GAL: MORTE EM PLENA FORMA

 

Ontem nos despedimos de um contador de histórias, hoje nos despedimos de uma cantora excepcional, cuja carreira acompanhei do começo ao fim. Claro que nos últimos anos muitas outras mulheres se destacaram pelo talento, inclusive instrumentistas de grandes qualidades. No caso de Gal, gostaria de lembrar seus primeiros passos em São Paulo, quando eu era repórter da revista Intervalo.

Encarregado de receber e divulgar artistas que lançavam seus primeiros trabalhos, recebia na redação da Avenida Otaviano Alves de Lima, também conhecida como Avenida Marginal, porque beira o rio Tietê, todos os cantores e cantoras que lançavam seus primeiros discos. Havia uma razão para ser incumbido de tal missão: minha santa paciência. Recebia a todos e a todas com a maior fineza, especialmente as meninas: Martinha, Silvinha, Evinha, Vanusa, Wanderléa e muitas outras. Claro que entrevistava também os marmanjos que começavam a aparecer em São Paulo, de Roberto Carlos a Ronnie Von, Eduardo Araújo, Jerry Adriani, Antônio Marcos, e tantos quanto quiserem acrescentar. 

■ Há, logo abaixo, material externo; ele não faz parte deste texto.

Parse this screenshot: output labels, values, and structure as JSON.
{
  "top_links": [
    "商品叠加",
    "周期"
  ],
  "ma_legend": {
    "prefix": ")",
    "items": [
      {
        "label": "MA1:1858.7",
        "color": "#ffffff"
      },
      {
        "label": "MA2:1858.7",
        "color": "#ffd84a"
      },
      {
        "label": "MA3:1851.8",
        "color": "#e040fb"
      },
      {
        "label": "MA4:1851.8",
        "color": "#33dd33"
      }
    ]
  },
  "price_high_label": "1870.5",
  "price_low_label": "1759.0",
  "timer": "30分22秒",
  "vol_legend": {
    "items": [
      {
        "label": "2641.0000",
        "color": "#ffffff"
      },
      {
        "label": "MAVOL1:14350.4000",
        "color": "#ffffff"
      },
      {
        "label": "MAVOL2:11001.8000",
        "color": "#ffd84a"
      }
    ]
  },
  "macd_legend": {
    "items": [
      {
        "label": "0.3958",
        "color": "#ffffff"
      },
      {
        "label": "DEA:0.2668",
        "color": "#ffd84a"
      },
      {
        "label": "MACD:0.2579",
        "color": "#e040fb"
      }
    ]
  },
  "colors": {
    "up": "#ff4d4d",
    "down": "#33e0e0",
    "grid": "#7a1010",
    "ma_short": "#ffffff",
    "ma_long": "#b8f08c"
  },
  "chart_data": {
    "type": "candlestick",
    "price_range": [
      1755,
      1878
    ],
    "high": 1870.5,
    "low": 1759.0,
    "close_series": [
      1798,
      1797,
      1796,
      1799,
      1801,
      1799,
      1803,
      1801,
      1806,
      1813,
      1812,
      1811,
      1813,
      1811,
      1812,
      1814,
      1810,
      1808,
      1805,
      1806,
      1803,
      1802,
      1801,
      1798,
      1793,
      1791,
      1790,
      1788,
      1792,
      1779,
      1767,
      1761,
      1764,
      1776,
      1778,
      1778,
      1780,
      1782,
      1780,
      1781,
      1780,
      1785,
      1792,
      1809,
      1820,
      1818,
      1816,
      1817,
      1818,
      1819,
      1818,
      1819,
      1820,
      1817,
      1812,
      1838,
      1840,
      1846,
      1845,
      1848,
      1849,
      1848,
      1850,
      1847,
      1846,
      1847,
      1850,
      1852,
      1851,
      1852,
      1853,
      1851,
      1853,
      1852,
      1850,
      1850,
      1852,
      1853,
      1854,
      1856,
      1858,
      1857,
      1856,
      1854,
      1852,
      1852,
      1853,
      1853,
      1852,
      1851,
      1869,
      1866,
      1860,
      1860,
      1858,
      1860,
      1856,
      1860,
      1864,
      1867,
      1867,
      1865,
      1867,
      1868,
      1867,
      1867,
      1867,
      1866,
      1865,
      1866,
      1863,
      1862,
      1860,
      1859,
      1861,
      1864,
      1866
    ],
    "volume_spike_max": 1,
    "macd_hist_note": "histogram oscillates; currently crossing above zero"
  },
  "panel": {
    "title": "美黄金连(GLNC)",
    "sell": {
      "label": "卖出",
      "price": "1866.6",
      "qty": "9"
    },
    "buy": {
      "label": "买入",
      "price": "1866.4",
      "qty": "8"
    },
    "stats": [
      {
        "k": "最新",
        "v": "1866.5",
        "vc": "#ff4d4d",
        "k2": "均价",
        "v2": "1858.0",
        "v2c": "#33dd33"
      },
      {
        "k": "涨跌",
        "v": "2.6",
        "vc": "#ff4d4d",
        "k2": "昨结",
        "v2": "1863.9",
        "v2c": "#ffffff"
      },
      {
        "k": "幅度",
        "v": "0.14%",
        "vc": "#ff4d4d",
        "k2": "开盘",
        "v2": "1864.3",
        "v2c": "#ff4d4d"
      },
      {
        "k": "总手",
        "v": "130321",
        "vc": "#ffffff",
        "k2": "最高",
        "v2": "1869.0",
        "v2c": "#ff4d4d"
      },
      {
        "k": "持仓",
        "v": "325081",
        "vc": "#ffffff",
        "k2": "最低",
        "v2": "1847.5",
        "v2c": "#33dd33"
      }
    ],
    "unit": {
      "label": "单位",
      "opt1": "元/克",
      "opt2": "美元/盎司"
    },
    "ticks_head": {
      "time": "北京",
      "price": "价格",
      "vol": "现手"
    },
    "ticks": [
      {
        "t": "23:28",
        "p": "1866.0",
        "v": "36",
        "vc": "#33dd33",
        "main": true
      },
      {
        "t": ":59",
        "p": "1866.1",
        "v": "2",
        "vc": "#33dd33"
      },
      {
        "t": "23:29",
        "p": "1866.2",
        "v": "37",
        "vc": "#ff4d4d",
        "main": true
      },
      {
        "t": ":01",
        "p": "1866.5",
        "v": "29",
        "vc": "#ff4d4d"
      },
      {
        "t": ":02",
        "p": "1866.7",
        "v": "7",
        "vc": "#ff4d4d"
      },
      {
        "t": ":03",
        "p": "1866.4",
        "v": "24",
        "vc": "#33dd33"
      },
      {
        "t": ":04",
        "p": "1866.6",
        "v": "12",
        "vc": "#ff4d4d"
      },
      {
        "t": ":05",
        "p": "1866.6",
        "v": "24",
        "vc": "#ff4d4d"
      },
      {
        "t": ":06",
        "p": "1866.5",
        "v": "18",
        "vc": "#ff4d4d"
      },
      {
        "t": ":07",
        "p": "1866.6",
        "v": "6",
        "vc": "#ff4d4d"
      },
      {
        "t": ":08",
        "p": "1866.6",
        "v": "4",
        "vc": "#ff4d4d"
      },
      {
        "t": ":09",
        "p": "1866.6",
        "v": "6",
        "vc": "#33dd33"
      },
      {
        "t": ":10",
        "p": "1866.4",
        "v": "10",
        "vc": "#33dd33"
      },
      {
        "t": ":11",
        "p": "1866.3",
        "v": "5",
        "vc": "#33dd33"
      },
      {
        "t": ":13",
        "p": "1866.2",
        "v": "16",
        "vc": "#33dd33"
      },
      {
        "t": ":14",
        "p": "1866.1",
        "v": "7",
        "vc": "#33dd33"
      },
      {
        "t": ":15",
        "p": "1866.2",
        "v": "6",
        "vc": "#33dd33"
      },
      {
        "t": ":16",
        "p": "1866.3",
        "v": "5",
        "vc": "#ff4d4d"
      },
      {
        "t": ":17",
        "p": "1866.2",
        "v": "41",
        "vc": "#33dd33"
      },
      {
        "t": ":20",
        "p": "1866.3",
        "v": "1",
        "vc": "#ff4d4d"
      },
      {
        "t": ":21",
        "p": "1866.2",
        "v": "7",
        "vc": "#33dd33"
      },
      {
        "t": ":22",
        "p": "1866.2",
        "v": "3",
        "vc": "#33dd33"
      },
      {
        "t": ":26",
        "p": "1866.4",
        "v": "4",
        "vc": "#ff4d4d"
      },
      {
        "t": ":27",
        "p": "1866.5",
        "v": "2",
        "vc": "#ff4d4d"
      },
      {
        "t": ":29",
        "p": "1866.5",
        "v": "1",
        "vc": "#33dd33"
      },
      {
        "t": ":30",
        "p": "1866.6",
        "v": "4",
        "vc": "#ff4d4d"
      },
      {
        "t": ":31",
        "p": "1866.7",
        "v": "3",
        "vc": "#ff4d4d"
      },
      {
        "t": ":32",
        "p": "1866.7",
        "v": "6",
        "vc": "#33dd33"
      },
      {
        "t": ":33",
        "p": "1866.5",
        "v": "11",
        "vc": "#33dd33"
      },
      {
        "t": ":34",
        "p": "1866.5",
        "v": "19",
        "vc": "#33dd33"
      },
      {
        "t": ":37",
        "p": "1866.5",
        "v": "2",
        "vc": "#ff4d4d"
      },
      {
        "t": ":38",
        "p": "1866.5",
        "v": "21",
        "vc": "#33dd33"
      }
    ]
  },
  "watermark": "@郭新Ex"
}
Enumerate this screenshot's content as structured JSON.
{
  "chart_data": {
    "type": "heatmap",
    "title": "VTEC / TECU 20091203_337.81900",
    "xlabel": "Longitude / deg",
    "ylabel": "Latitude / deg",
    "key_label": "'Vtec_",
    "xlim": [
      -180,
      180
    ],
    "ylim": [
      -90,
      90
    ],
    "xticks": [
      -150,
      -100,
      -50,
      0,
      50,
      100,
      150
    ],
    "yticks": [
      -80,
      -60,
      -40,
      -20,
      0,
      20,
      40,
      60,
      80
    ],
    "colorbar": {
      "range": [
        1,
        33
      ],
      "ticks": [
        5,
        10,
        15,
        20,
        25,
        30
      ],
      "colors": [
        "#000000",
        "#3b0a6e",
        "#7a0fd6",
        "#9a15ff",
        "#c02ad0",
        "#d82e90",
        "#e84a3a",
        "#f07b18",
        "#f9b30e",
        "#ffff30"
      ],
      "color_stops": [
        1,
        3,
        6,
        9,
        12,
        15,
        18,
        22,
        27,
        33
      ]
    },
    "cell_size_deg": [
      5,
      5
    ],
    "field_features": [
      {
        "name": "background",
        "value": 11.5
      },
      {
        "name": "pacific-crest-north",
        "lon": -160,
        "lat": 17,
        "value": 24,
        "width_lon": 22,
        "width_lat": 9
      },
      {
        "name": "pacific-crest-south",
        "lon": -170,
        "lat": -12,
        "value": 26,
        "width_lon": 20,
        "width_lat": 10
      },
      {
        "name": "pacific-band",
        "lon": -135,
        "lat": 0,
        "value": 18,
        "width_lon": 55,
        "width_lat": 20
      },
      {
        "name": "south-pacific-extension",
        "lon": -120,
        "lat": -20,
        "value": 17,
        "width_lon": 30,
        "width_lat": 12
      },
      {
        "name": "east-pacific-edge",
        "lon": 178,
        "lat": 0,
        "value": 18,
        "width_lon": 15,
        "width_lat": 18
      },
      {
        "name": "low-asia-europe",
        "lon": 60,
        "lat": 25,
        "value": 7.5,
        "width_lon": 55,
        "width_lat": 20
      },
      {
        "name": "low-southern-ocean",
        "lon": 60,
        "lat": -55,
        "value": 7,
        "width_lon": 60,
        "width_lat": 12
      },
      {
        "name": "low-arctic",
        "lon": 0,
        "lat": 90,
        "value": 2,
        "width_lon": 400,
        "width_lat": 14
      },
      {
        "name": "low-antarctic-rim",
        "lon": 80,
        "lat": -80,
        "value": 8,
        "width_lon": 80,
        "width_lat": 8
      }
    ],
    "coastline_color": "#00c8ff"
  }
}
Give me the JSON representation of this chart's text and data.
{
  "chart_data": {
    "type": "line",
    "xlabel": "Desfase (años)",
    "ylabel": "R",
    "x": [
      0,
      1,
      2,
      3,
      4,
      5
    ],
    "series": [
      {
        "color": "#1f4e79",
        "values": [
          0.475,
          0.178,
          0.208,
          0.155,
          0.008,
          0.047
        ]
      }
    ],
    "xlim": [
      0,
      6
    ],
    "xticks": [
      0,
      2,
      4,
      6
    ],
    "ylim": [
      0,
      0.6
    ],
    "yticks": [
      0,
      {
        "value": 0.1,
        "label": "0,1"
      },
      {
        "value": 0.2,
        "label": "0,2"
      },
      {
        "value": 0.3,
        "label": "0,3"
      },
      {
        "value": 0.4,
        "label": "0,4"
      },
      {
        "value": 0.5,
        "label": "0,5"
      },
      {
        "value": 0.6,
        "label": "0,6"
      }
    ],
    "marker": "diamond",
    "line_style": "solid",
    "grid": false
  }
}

Assim, ao chegar à Editora Abril certa manhã, encontrei Gal Costa humildemente sentada no corredor, disquinho na mão, acompanhada de um representante da RCA. Queria divulgá-lo, obviamente, colocando-se à disposição para perguntas. A partir daí fizemos amizade e passei a acompanhar seus passos, frequentando seu apartamento na avenida São Luís e os bares da Galeria Metrópole, para novas entrevistas.

Não é preciso dizer que esses bares, especialmente o Jogral, de Luís Carlos Paraná, era frequentado também por grande número cantores, inclusive os iniciantes Maria Bethânia, Caetano Veloso, Gilberto Gil, além de Vinicius de Moraes, Chico Buarque e Baden Powell, entre muitos outros. Gal e Bethânia já eram inseparáveis.

Na longa convivência com artistas desfrutei de alguma intimidade com alguns deles, extravasando minha frustração de violonista mambembe. Foi assim com Altemar Dutra, Eduardo Araújo-Silvinha, Antônio Marcos-Vanusa, entre outros.

Gal Costa ficou conhecida pela sua dedicação à maneira de cantar. Trocou a Bahia e o Rio de Janeiro por uma carreira consistente, sólida, indestrutível. Ao tentar protegê-la, sucumbiu misteriosamente aos excessivos cuidados com a saúde. Morre em plena forma.

 

Lamentavelmente, não havia o hábito de selfies. Poderia esnobar ao lado de Agnaldo Rayol nos intervalos de filmagem em Gramado; de Ivon Curi mostrando-me sua terra natal, Caxangá; de Eduardo Araújo mostrando sua Joaíma no Vale do Jequitinhonha; de Jerry Adriani me hospedando em seu apê em Copacabana; de Roberto Carlos me recebendo em almoço em sua mansão do Morumbi...

Dediquei alguns anos de minha vida a enaltecer grandes ídolos da MPB e da Jovem Guarda. Alguns merecidamente, como Chico Buarque e Gal Costa, outros nem tanto. Até chegar o dia em que, como jurado do Programa Silvio Santos no auditório da TV Globo (ainda não havia a TV S), fui encarregado de entregar o Troféu Imprensa a Altemar Dutra. Convidado a cumprimentá-lo, dirigi-me a Silvio Santos contando que estivera momentos antes na casa do cantor homenageado, onde havia duas salas repletas de troféus de melhor cantor. Este seria mais um.

Silvio tomou o microfone e mudou de assunto. No ano seguinte, eu não seria convidado a integrar o júri, não sei se por isso.